If forum members think back, throughout the second world war women carried out all the occupations normally worked by men while they were way in armed service. In truth, Britain was almost entirely maintained as a working entity by women.

At the conclusion of that war, all those occupations were handed back to those returning men without any protest whatsoever by the women who had held those jobs throughout the war years.

The above situation of male dominance both in employment and home circumstance was maintained with a few exceptions until labour and skill shortages of the late nineteen eighties and nineties gave women better opportunities in the workplace and through that somewhat better equality in the home.

In all the above, I would ask, who holds greater fault for the inequality we still all witness in our society. Was it the men who were so easily given back the jobs that had been carried out by women on their return home at the conclusion of the second world war, or was it the fault of the women who handed over that employment and single home governance at that time without protest. In that, it would seem women have continued to accept that unequal situation ever since that time by way of accepting long standing social stances.

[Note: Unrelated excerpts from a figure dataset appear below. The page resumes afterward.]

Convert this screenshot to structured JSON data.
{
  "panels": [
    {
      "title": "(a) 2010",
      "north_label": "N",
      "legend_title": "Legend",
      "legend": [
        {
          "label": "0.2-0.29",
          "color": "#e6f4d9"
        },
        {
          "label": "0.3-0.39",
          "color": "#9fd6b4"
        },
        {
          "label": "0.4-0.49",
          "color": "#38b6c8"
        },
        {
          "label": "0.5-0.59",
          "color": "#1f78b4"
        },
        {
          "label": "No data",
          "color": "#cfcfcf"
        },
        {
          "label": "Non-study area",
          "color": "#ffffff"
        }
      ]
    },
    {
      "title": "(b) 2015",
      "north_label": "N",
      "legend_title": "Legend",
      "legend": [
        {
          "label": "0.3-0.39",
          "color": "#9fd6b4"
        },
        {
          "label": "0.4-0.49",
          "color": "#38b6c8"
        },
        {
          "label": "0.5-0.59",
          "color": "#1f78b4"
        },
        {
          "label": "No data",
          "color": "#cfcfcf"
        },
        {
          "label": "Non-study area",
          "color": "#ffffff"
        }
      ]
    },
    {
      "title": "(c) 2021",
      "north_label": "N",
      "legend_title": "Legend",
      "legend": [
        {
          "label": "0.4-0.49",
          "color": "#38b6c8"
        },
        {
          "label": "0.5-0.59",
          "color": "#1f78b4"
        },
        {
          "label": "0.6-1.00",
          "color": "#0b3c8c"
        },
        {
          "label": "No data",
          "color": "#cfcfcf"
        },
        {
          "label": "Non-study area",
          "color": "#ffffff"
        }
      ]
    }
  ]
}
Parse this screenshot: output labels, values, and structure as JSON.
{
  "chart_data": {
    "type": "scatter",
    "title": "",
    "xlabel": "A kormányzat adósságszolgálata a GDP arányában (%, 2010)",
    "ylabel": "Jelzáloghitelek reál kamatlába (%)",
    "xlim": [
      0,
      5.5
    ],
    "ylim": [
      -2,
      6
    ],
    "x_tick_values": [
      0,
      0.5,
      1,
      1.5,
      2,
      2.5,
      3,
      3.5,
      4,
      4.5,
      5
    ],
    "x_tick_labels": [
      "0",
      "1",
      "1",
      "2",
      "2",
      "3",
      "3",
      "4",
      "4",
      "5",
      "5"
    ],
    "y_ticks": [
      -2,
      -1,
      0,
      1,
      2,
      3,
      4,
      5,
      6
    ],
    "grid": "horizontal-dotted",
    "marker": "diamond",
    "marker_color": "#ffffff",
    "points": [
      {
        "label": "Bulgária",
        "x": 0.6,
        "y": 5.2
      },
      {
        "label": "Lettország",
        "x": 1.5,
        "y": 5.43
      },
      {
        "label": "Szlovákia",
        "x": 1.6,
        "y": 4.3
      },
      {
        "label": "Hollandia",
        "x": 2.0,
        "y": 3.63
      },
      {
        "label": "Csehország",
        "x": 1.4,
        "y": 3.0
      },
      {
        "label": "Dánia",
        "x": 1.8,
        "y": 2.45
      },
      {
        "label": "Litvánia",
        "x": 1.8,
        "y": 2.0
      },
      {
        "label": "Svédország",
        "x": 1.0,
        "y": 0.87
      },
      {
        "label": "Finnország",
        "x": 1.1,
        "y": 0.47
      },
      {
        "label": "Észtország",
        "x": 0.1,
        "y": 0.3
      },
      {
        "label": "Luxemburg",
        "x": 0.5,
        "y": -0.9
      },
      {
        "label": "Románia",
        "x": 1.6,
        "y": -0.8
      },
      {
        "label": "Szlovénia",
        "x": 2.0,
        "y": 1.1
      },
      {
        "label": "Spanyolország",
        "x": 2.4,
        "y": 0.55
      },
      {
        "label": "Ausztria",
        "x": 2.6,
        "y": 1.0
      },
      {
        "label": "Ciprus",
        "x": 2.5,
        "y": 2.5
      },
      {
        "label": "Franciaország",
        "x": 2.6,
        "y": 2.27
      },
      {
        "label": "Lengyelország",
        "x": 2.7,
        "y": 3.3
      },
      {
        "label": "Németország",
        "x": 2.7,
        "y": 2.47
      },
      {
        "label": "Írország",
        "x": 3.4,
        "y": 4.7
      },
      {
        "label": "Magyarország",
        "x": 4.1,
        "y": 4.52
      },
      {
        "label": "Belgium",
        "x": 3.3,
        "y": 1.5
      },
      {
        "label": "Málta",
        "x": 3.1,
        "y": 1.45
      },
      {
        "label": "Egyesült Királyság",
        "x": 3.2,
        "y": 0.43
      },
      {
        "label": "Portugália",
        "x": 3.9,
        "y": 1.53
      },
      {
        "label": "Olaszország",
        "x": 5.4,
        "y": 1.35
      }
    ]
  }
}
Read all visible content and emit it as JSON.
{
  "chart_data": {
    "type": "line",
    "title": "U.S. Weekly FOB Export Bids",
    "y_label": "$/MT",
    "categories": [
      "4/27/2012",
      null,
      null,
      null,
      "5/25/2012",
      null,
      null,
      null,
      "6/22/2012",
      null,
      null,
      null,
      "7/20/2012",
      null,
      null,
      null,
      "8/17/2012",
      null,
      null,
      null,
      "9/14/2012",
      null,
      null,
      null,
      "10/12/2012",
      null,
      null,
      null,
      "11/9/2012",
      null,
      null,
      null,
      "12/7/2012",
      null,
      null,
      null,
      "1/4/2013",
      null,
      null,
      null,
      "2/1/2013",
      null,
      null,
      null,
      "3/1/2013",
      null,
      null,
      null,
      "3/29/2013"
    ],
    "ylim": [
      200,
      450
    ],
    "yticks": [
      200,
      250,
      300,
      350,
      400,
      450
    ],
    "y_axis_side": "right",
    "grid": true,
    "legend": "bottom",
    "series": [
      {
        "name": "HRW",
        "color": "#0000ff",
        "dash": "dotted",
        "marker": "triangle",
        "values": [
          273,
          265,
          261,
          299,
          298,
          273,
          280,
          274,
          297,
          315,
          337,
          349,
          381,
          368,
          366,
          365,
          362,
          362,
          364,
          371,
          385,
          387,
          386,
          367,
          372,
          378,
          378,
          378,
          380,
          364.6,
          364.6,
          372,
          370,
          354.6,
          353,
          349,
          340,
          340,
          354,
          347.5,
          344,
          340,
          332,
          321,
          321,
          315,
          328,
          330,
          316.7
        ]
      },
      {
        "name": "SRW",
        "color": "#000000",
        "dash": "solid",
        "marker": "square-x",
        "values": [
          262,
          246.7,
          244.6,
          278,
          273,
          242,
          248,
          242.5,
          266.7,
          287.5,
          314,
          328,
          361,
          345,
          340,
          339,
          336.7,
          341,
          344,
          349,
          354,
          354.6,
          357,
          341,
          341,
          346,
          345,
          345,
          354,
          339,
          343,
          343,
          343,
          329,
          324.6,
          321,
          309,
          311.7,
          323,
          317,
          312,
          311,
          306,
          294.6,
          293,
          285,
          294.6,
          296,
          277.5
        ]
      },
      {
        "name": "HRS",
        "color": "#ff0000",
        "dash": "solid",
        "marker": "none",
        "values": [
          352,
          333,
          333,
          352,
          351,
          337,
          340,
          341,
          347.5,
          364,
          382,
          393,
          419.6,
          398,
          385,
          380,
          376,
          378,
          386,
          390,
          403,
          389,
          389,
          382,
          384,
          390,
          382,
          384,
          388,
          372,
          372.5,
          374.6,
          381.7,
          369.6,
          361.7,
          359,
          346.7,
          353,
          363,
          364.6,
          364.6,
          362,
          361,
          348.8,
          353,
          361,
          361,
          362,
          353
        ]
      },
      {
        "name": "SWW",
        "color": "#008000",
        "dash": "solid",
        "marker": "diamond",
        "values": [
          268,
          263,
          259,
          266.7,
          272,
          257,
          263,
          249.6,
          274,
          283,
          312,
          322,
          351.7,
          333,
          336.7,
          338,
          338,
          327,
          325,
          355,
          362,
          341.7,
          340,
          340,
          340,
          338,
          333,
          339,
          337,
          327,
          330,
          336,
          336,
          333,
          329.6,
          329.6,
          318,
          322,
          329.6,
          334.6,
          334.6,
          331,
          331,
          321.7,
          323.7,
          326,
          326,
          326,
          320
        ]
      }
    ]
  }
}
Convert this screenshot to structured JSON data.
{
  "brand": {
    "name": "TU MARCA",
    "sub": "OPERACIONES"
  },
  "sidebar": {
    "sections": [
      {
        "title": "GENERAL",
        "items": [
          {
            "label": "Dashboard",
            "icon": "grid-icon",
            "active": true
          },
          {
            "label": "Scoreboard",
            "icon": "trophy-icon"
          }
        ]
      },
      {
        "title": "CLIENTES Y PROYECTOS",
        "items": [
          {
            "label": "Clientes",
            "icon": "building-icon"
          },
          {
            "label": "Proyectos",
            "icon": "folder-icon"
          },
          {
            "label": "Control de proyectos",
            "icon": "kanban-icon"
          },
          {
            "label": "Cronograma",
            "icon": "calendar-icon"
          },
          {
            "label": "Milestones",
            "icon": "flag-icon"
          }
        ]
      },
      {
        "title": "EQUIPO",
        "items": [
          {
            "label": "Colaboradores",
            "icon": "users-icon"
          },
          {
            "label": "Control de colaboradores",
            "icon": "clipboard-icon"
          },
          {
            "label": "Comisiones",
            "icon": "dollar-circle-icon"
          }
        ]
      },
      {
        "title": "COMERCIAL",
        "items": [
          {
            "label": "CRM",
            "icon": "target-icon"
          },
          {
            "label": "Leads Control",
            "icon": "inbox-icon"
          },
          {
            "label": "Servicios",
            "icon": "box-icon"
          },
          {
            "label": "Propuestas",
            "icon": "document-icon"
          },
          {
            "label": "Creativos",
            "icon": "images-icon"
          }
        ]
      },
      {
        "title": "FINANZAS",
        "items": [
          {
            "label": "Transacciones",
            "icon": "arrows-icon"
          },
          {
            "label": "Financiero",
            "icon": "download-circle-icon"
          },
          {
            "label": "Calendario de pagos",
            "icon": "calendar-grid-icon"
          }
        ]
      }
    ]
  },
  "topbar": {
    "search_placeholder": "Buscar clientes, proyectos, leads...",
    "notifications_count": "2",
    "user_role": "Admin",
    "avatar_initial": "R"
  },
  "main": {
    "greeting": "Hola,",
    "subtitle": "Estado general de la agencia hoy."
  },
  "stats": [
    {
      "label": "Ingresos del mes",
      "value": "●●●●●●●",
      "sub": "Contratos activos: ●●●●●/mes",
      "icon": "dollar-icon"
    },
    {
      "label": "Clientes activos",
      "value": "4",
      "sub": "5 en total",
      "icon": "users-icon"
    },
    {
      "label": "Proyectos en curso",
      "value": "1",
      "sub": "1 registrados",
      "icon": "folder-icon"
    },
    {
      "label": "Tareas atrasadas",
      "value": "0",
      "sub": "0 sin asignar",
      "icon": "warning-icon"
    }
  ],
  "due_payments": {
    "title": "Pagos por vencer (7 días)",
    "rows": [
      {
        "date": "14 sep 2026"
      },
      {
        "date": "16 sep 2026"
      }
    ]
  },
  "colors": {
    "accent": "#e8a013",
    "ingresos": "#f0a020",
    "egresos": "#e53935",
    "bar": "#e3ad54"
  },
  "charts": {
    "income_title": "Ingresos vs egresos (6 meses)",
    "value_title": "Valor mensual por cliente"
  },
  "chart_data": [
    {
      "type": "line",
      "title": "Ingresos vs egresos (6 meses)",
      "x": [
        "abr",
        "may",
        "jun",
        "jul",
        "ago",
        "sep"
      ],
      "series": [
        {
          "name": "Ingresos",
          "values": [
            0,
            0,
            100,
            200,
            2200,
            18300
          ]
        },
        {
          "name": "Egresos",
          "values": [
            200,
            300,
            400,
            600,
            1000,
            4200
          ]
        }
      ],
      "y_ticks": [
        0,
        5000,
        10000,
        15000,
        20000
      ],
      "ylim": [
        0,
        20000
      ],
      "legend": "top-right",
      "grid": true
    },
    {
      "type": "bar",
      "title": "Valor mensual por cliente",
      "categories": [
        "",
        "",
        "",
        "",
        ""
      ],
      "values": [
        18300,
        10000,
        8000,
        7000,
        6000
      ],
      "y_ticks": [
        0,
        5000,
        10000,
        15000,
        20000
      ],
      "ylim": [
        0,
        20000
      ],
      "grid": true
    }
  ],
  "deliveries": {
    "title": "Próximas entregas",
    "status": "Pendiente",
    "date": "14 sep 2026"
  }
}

It can be argued that the period from 1945 until 1998 when the Human Rights Act came into being was the weakest period in the women's fight for equality than had been for over one hundred years previous.

The 2010 Equality Act then gave women total legislative parity with their male counterparts, but still we all witness everyday inequality and acceptance of that in the social behaviours of both genders.

Summerlove Wed 04-Mar-20 22:02:52

God help the woman who wears a dress showing a shoulder to work.

Women are often the most vicious about other women as well.

GrannyGravy13 Wed 04-Mar-20 22:03:20

Gagaji exactly!!

maddyone Wed 04-Mar-20 22:06:48

Only just seen this thread, and not yet read all of it, which I’m about to do. However I must say straight away that I absolutely think that higher standards are expected of women than of men, in pretty much every sphere of life. Now I’ll read the whole thread through.

Chewbacca Wed 04-Mar-20 22:08:37

God help the woman who wears a dress showing a shoulder to work.

Or the woman who wears leather trousers to work; or a dress that's deemed to be too short, even though she's actually on holiday.